Analysis of neuronal survival
The rats were sacrificed after anaesthetization with 200 mg/kg doses of sodium pentobarbital via intraperitoneal route. Then normal saline and subsequently paraformaldehyde (4%) in sodium phosphate buffer was perfused transcardially. The rat brains were dissected and then subjected to fixing in paraformaldehyde (4%) at a temperature of 4˚C. After 3-days of fixing, the brain samples were paraffin embedded followed by slicing into 2‑µm sections. The sections were dyed by treatment with Toluidine Blue (1%) for 5 min at 60˚C. The sections were examined under light microscope (model, BX53; Olympus Corporation) for calculation of viable neurons in five randomly selected fields.
Transmission electron microscopy
The brain tissues were fixed for 2 h on treatment with glutaraldehyde (2.5%) in PBS at 4˚C and then with osmium tetroxide (1%; pH 7.4) for 2.5 h. The tissues were dyed using uranyl acetate (1% aqueous) solution overnight at 4˚C prior to embedding in Durcopan (Sigma‑Aldrich, Merck KGaA). Ultracut microtome (Leica Microsystems, Inc.) was used for cutting of hippocampus into ~ 60 mm sections which were put on formvar‑coated copper grids. The sample sections were subjected to dyeing with uranyl acetate and lead citrate followed by examination under 7650 transmission electron microscopes (Hitachi High‑Technologies Corporation).

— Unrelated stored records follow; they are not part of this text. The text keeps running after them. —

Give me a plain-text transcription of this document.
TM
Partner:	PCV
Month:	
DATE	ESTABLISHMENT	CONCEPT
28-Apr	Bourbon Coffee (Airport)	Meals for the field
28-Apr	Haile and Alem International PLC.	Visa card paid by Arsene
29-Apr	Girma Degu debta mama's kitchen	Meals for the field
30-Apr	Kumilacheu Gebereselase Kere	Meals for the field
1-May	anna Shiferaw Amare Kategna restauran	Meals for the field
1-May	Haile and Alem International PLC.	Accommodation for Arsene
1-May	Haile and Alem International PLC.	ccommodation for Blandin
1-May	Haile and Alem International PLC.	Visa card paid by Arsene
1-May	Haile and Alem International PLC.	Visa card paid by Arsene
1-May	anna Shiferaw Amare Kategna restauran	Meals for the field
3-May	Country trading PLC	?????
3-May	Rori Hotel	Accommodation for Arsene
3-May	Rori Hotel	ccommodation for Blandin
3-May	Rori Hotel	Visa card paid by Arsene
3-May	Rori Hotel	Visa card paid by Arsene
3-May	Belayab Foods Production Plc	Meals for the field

The rats were sacrificed after anaesthetization with 200 mg/kg doses of sodium pentobarbital via intraperitoneal route. Then normal saline and subsequently paraformaldehyde (4%) in sodium phosphate buffer was perfused transcardially. The hippocampus tissues were excised and then homogenized on treatment with RIPA lysis buffer (Beyotime Institute of Biotechnology) mixed with PMSF. Centrifugation of lysate at 4˚C for 15 min at 12,000 x g was followed by protein content determination using BCA assay kit (Beyotime Institute of Biotechnology). The protein samples (30 µg) were isolated on 12% SDS‑PAGE and then transferred to PVDF membranes which were blocked using SBA (3%) in TBS for 40 min at room temperature. The membrane were probed with primary antibodies at 4˚C for overnight, washed with PBS and then incubated for 2 h with horseradish‑peroxidase conjugated secondary antibodies (Cell Signaling Technology, Inc.). Detection and visualization of protein bands was performed using enhanced chemiluminescence system (EMD Millipore) and quantification by Quantity‑One software version 4.6.3 (Bio‑Rad Laboratories, Inc.). The primary antibodies used were: anti-mTOR, anti-LC3B, anti-p-mTOR, anti-Beclin-1 and anti-β‑actin (Cell Signaling Technology, Inc.).
Histological analysis using Hematoxylin–Eosin (HE) staining
The tissue sections from hippocampi were perfused and subsequently fixed at 4 °C in phosphate buffer at 7.4pH. Then thin slices of hippocampi were cut using a microtome followed by rehydration in gradient sucrose solution. The sections were subsequently embedded in OCT (Tissue-Tek, Miles) and sectioned at 25 lm (Leica CM 1850, Leica Instruments). The slices after HE-staining were examined under a microscope at 200 × magnification.
The presented data are the mean ± standard deviations of three experiments. The data analysis was made by SPSS 16.0 statistical software (SPSS, Inc.). The statistical differences between groups were determined using One‑Way ANOVA followed by Bonferroni tests and student’s t-test. The differences at P < 0.05 were taken significant statistically.